Boone County dog not a nuisance after biting incident
On Monday, a dog accused of biting a man with Down syndrome was cleared by the Boone County health director.
Director Stephanie Browning confirmed with ABC 17 News that she found the dog, Barney, neither a nuisance nor vicious.
Barney was shot by a woman in early April after Boone County deputies said he bit the woman’s son, Tylor.
Deputies called Boone County Animal Control to respond to the incident and the dog’s owner, Regina Buckler, received a citation to attend a hearing regarding her dog.
That hearing happened Monday.
According to the Boone County Animal Control Ordinance, an advisory board appointed by the Boone County Commission evaluates evidence against dogs like Barney that are claimed to be vicious or a nuisance and makes recommendations on their classification and disposition to the health director.
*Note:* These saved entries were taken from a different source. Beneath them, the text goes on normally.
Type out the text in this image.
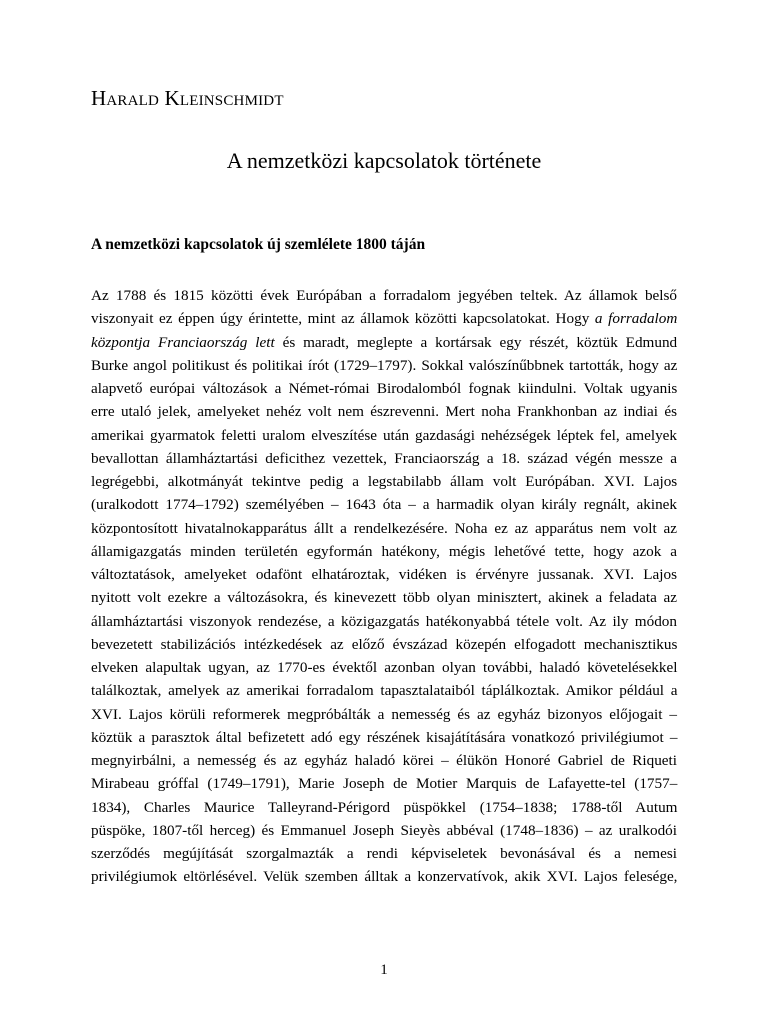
Harald Kleinschmidt
A nemzetközi kapcsolatok története
A nemzetközi kapcsolatok új szemlélete 1800 táján
Az 1788 és 1815 közötti évek Európában a forradalom jegyében teltek. Az államok belső
viszonyait ez éppen úgy érintette, mint az államok közötti kapcsolatokat. Hogy a forradalom
központja Franciaország lett és maradt, meglepte a kortársak egy részét, köztük Edmund
Burke angol politikust és politikai írót (1729–1797). Sokkal valószínűbbnek tartották, hogy az
alapvető európai változások a Német-római Birodalomból fognak kiindulni. Voltak ugyanis
erre utaló jelek, amelyeket nehéz volt nem észrevenni. Mert noha Frankhonban az indiai és
amerikai gyarmatok feletti uralom elveszítése után gazdasági nehézségek léptek fel, amelyek
bevallottan államháztartási deficithez vezettek, Franciaország a 18. század végén messze a
legrégebbi, alkotmányát tekintve pedig a legstabilabb állam volt Európában. XVI. Lajos
(uralkodott 1774–1792) személyében – 1643 óta – a harmadik olyan király regnált, akinek
központosított hivatalnokapparátus állt a rendelkezésére. Noha ez az apparátus nem volt az
államigazgatás minden területén egyformán hatékony, mégis lehetővé tette, hogy azok a
változtatások, amelyeket odafönt elhatároztak, vidéken is érvényre jussanak. XVI. Lajos
nyitott volt ezekre a változásokra, és kinevezett több olyan minisztert, akinek a feladata az
államháztartási viszonyok rendezése, a közigazgatás hatékonyabbá tétele volt. Az ily módon
bevezetett stabilizációs intézkedések az előző évszázad közepén elfogadott mechanisztikus
elveken alapultak ugyan, az 1770-es évektől azonban olyan további, haladó követelésekkel
találkoztak, amelyek az amerikai forradalom tapasztalataiból táplálkoztak. Amikor például a
XVI. Lajos körüli reformerek megpróbálták a nemesség és az egyház bizonyos előjogait –
köztük a parasztok által befizetett adó egy részének kisajátítására vonatkozó privilégiumot –
megnyirbálni, a nemesség és az egyház haladó körei – élükön Honoré Gabriel de Riqueti
Mirabeau gróffal (1749–1791), Marie Joseph de Motier Marquis de Lafayette-tel (1757–
1834), Charles Maurice Talleyrand-Périgord püspökkel (1754–1838; 1788-től Autum
püspöke, 1807-től herceg) és Emmanuel Joseph Sieyès abbéval (1748–1836) – az uralkodói
szerződés megújítását szorgalmazták a rendi képviseletek bevonásával és a nemesi
privilégiumok eltörlésével. Velük szemben álltak a konzervatívok, akik XVI. Lajos felesége,
1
The board is made up of “one licensed veterinarian, one animal control officer, one member from the
Boone County Board of Health, one member from the public with a working knowledge of dogs, and one member of the public at large.”
The ordinance defines a nuisance dog as repeatedly showing “threatening behavior by growling, lunging, chasing, or baring teeth, toward an individual or individuals, or bicyclists, or motor vehicles, or domesticated animals or livestock off the Owner’s property.”
A vicious dog “without provocation or command, demonstrates a pattern of unequivocal viciousness, bites or injures a human being or exhibits a pattern of behavior of biting or attacking or attempting to bite or attack.”
Browning told ABC 17 News that even though Barney was deemed not vicious or a nuisance, she strongly suggested Buckler to build a larger fence that connects to the door so Barney can’t run off her property.